Giving Thanks to Farmers and Ranchers
By Glenn Brunkow
In a few short days we will all sit down and celebrate Thanksgiving – the holiday that is meant for us to reflect and decide what it is for which we are thankful. We have a lot to be thankful for in this great nation, not the least of which is our farms and ranches. This is so appropriate because Thanksgiving is associated with food.
My guess is most of us will have the traditional feast of turkey and all the fixings, right down to the pumpkin pie. No matter what is included in Thanksgiving dinner, without a doubt it will be one of biggest feasts of the year. All of this great food is brought to our tables by a fellow farmer or rancher, even the yams.

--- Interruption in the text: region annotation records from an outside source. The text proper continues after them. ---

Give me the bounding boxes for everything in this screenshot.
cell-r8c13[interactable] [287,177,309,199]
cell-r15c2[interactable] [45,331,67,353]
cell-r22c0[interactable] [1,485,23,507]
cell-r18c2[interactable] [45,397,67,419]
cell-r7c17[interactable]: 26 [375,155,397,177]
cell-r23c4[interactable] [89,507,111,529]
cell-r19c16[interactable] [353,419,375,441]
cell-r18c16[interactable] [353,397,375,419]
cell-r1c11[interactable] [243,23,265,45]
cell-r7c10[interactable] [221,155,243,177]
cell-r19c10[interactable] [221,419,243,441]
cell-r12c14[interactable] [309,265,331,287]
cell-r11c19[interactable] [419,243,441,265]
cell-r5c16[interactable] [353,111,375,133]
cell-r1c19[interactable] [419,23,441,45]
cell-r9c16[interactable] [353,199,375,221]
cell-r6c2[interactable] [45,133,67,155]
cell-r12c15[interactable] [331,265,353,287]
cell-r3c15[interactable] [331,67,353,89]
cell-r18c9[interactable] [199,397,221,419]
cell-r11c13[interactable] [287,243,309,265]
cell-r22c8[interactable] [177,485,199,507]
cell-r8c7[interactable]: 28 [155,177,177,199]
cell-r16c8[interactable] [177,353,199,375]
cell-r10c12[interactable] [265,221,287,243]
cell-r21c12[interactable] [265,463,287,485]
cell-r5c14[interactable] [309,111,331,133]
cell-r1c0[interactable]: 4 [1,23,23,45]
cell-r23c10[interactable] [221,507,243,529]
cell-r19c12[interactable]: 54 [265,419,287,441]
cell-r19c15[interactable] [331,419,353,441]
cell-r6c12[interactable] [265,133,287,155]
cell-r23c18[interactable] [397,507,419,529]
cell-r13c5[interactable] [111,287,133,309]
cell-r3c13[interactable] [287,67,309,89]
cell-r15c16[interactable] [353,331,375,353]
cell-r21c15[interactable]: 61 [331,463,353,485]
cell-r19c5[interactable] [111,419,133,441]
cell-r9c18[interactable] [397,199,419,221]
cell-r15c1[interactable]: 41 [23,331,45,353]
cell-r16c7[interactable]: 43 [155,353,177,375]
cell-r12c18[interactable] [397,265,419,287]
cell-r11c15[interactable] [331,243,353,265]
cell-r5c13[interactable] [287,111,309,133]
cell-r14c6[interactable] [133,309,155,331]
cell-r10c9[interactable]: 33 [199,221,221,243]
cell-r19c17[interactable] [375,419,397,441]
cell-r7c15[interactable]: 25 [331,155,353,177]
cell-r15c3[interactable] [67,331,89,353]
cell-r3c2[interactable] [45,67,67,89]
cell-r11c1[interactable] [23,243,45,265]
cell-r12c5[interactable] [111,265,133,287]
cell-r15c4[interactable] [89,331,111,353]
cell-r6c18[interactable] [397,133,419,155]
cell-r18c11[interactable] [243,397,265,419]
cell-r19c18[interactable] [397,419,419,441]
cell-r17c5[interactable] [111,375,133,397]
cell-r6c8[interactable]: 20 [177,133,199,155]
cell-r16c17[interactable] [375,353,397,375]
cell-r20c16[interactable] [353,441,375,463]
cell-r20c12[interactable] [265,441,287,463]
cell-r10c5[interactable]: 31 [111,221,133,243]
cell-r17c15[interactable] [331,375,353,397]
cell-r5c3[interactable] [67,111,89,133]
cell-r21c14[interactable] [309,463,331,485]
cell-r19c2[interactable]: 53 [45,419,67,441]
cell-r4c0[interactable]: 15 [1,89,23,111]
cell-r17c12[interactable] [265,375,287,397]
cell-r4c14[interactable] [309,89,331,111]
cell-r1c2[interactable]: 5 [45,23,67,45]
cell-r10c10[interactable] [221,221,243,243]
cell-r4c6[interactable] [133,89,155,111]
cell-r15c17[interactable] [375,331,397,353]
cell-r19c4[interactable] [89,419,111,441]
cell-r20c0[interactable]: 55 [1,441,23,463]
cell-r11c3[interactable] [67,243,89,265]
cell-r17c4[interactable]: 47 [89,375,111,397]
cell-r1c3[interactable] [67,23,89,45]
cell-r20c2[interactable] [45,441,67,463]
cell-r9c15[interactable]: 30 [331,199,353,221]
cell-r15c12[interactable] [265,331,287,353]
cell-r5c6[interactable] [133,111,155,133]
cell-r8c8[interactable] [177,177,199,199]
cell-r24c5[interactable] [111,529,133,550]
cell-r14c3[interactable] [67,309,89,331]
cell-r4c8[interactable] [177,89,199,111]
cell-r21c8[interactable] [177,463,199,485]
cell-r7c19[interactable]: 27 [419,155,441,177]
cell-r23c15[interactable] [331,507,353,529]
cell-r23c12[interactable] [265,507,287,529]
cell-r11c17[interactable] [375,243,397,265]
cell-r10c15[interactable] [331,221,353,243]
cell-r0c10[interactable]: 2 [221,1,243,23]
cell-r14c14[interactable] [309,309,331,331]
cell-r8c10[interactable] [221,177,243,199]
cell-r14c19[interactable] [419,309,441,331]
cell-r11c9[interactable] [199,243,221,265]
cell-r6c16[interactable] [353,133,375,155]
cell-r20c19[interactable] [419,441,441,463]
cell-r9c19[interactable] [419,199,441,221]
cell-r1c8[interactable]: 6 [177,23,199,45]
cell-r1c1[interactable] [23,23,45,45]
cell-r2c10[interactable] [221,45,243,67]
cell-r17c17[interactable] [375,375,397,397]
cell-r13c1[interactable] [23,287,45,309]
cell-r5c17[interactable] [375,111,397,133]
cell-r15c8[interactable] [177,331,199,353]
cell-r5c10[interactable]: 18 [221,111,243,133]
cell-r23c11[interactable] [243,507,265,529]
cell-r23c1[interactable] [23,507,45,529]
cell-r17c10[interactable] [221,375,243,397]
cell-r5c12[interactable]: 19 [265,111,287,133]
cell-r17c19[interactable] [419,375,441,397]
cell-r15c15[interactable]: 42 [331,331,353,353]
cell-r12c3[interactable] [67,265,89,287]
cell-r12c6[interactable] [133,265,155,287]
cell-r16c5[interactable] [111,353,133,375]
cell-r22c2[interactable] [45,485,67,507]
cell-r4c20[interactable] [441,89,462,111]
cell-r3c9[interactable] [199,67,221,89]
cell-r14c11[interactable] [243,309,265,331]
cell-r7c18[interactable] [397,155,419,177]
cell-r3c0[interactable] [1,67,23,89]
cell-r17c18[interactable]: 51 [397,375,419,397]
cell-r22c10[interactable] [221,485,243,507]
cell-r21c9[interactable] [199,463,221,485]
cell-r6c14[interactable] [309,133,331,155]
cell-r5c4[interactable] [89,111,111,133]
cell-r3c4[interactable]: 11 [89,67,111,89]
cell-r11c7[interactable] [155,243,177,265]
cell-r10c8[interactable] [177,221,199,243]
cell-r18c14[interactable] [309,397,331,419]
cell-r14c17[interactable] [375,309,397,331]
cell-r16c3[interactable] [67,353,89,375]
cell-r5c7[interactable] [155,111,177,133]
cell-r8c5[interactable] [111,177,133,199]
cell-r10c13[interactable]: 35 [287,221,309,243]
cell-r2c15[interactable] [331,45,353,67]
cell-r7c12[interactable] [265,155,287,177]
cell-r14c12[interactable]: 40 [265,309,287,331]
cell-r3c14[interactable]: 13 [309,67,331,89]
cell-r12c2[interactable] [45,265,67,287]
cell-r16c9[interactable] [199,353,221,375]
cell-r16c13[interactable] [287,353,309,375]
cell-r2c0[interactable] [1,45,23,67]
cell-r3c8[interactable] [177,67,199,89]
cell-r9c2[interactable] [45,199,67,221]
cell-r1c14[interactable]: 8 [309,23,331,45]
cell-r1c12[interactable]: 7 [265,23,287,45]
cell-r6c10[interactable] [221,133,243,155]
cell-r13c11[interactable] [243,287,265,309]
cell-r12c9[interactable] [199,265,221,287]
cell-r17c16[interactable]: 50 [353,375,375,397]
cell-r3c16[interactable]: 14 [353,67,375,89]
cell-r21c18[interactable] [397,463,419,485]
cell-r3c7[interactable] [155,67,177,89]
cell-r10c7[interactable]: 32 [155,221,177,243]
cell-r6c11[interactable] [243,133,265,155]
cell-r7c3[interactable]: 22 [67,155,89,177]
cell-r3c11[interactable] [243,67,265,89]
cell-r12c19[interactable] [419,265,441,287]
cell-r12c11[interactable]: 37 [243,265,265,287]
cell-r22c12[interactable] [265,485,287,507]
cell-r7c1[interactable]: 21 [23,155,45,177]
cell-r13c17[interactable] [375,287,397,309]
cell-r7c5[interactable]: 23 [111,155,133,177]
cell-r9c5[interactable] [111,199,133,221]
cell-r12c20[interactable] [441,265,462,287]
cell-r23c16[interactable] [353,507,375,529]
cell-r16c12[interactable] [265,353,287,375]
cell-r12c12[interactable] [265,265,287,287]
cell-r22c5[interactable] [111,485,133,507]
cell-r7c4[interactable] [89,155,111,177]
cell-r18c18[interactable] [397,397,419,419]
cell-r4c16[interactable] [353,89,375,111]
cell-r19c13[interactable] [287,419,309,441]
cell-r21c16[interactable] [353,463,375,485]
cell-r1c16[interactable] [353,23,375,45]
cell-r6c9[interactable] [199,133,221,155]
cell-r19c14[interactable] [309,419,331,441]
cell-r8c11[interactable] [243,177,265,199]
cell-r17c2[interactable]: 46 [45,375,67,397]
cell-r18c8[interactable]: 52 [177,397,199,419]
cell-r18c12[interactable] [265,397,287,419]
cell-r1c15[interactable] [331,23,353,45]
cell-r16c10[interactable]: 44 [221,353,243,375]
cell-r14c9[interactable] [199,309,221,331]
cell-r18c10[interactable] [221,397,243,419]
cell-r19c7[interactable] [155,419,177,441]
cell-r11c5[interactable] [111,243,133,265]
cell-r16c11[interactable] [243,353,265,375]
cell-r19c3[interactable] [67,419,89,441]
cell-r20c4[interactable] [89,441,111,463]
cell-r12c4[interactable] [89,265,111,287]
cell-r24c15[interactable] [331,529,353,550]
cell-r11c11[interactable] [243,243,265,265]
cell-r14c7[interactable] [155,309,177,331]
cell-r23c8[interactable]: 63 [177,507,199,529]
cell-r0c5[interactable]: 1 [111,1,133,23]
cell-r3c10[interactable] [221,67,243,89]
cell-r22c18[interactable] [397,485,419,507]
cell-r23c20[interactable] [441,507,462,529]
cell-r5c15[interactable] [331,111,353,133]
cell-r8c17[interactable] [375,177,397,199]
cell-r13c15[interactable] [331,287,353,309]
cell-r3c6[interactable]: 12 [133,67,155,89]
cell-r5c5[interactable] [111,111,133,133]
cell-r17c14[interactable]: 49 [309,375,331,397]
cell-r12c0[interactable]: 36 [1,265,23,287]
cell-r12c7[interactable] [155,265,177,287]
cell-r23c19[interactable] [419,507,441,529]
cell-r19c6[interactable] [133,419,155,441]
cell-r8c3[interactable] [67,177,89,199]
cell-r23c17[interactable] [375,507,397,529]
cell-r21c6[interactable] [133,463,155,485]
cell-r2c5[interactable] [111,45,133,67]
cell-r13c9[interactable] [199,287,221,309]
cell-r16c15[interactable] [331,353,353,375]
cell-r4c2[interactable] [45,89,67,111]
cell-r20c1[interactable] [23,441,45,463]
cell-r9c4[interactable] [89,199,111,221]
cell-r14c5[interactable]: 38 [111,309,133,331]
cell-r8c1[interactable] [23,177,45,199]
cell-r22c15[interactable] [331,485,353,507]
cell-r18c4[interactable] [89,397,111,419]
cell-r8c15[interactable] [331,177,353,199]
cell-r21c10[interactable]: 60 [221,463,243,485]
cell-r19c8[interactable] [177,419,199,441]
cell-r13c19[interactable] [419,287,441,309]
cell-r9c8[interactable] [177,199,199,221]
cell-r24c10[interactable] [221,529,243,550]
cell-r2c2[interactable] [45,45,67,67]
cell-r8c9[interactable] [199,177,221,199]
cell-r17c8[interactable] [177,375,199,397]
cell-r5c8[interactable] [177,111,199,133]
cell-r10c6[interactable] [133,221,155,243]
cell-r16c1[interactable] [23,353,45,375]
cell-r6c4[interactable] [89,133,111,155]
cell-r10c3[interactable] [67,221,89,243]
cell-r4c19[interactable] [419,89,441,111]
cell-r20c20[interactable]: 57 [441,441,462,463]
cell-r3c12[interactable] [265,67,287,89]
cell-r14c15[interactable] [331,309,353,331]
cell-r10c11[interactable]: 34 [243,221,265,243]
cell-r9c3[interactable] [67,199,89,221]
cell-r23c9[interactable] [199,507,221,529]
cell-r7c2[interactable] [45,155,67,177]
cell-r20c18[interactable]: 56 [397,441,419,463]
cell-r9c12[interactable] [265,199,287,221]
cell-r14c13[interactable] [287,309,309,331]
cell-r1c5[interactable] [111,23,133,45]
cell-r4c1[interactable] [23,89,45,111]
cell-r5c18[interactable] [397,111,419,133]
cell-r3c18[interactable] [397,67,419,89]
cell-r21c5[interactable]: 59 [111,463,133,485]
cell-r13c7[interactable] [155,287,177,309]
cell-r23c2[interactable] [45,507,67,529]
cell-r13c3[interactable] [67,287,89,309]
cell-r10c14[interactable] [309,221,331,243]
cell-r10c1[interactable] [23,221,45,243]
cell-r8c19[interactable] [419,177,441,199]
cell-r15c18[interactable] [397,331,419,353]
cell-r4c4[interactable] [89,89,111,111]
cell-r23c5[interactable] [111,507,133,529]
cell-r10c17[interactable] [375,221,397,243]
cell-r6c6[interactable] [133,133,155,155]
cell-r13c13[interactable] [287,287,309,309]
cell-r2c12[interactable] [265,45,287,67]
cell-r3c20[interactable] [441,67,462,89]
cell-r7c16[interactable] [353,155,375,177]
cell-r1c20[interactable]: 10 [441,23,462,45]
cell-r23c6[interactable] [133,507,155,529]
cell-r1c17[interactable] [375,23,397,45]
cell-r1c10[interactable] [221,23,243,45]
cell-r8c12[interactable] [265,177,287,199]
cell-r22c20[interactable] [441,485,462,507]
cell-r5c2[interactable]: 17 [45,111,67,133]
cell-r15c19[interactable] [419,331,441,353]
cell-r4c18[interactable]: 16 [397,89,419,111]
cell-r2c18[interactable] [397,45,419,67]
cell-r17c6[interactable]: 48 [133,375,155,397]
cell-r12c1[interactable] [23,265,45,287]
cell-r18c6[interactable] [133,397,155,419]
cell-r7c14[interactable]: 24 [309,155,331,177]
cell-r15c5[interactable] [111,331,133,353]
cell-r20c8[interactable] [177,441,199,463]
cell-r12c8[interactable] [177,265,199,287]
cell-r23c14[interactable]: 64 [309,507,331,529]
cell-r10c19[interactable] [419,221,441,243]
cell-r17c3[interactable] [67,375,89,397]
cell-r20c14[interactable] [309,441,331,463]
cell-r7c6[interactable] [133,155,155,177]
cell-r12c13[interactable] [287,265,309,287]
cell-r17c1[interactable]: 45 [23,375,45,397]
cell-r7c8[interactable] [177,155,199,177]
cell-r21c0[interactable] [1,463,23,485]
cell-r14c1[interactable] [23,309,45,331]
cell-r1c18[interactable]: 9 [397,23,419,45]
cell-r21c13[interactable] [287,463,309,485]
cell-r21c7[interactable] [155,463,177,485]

While I do not know any yam farmers and, to be honest, I am not even sure what a yam is, I do know the people who grow them are good. Those of us involved in agriculture are part of the fabric that is the foundation of this great nation. At the core of every great society is a robust, self-sufficient food supply.
We are so blessed in the United States to have a safe, abundant, wholesome food supply within easy reach. Most of us have never really faced empty shelves.
Sure, there are times – for example, right before a predicted snowstorm – the shelves may be a little low. But, very few of us have ever faced a real shortage of food. We got a little glimpse of this during the pandemic, but any deficits were short lived.
We are also fortunate to spend a relatively small portion of our earnings on food. We are used to having the shelves full and the prices at a reasonable level and that is all because of the hard work we put in as farmers and ranchers. The price of this year’s Thanksgiving dinner has undoubtedly gone up because of inflation. But, it is still a feast that comes at an amazing bargain and one we do not take enough credit for.
This coming week is when we, as farmers and ranchers, should be sticking our chests out with pride and letting the world know about the remarkable things we do to put food on tables around the world. This is true every day, but especially the day when we are to give thanks, and our way of giving thanks is centered around a great meal. See what I mean about food being at the center of our society?
We have a lot to be thankful for in this great nation, but at the top of this list is our food supply. It is OK to take pride in the fact all of us do our part to provide safe, abundant, wholesome food we all need. This is also something to be thankful for, and I wish you all the happiest of Thanksgivings.